Treasury Secretary Jack Lew issued a strong defense of the administration's efforts on financial reform Wednesday, declaring that "Wall Street reform is working" and claiming that the phenomenon of too-big-to-fail has been ended.

Speaking at a Brookings Institution event on the five-year anniversary of the Dodd-Frank financial reform law, Lew said that the law "ended 'too big to fail' as a matter of law."

Critics on both the Left and Right have challenged the law's claim to prevent future crises or taxpayer bailouts of financial firms. Republicans have also said that it strangles growth and have advanced legislation to roll it back.

Lew's defense comes as House Republicans are preparing a series of hearings and speeches sure to be highly critical of the law.
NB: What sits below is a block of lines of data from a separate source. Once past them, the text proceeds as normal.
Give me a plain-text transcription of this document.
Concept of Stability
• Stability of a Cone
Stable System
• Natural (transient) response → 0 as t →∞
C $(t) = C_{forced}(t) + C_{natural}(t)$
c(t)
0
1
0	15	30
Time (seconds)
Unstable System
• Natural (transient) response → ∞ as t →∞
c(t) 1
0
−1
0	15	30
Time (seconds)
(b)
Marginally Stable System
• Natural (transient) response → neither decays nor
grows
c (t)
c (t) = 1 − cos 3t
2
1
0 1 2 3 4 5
In Wednesday's speech, Lew cited new capital rules that have caused banks to raise $600 billion in equity as evidence the law is working. He also pointed to new rules on derivatives, speculative trading by banks, and hedge fund activities.

"We have made a world of progress, and I think that we have done the things that we need to do to protect our financial system," Lew said during a question-and-answer session following his speech. He added that he hoped the law would not be given the "ultimate test" of a financial crisis.

"There is more to do," Lew acknowledged, "but that will always be the case because the financial system is always evolving."

In his comments, the Treasury secretary also downplayed the possible ramifications of financial turmoil in Greece and China to the U.S. economy. "Right now, I don't see any immediate threat to the continued growth of the U.S. economy," Lew said.